Bien entendu, tout n’est pas négatif. Si on s’éloigne du modèle hollywoodien qui a tendance à faire la plupart des manchettes alors qu’il ne représente finalement qu’une infime fraction de la production mondiale, on observe par exemple que le développement des outils de diffusion en ligne a permis cette année à de nombreux festivals de rendre accessible leur programmation en dehors des métropoles. De ce point de vue, il est indéniable que la prise en compte du Web par les organismes permettra à l’avenir à tout un pan du cinéma de rejoindre un public moins exclusif. Une préoccupation qui ne date pas non plus d’hier, puisque tout festival est bien conscient que la précieuse diversité des films qu’il désire mettre de l’avant n’est trop souvent visible que pour celles et ceux qui ont les moyens (géographiques et financiers) d’y avoir accès. Il va de soi que le futur du cinéma ne peut passer que par une prise en compte du renouvellement du public. Et le Web, s’il n’est pas pour apporter à l’avenir toutes les solutions à ce problème, doit être considéré et géré comme un allié, aussi récalcitrant soit-il.
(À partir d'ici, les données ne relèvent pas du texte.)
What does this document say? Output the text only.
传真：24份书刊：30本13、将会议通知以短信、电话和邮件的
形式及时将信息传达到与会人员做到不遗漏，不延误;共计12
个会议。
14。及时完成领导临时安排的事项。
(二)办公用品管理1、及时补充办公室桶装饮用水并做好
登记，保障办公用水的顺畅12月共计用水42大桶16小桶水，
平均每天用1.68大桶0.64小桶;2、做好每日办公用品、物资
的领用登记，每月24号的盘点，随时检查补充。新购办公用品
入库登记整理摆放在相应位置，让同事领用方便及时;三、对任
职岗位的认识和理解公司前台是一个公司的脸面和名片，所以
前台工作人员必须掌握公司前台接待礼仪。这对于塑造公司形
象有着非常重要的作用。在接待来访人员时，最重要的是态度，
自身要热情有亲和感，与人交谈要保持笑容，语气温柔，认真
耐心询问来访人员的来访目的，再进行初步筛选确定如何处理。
On le sait, l’avenir du cinéma sera tributaire du renouveau inévitable de ces moyens de diffusion. Mais de quel type de cinéma parle-t-on ? C’est une question qui est assez rarement évoquée, sauf pour exprimer l’inquiétude des cinéastes de superproductions qui redoutent de voir leur film diffusé principalement sur petit écran. Une inquiétude tout à fait légitime, certes. On imagine bien que Denis Villeneuve n’a pas composé ses cadres et conçu le rythme de son montage avec un visionnement sur iPhone comme objectif principal. Mais son cas reste, une fois encore, l’arbre qui cache la forêt. En effet, une grande partie du cinéma grand public de divertissement, s’il s’apprécie mieux sur un écran à la hauteur des ambitions de ces productions, demeure souvent non seulement adaptable à d’autres formats mais surtout valorisé par d’impressionnantes machines promotionnelles. Pour le dire simplement, Dune sera vu en 2021. Mais qu’en est-il du cinéma de création plus modeste qui, d’une part, reste invisible en dehors des festivals et, parfois, propose une expérience qui demande au public une patience et un état d’immersion difficilement imaginables en dehors de la salle ? Un type de cinéma très diversifié que les commentateurs ont eu tendance à englober un peu trop facilement sous le terme générique de slow cinema, et qui constitue une grande part de la production mondiale. Mentionnons notamment le très beau The Works and Days (of Tayoko Shiojiri in the Shiotani Basin) qui, après avoir reçu un prix à la Berlinale en février dernier, a totalement disparu des radars. Ce cas précis est intéressant, puisque les coréalisateurs eux-mêmes, conscients que leur œuvre de docufiction contemplative de 8 heures ne pourrait s’apprécier en ligne, ont demandé aux festivals de ne pas sélectionner le film cette année.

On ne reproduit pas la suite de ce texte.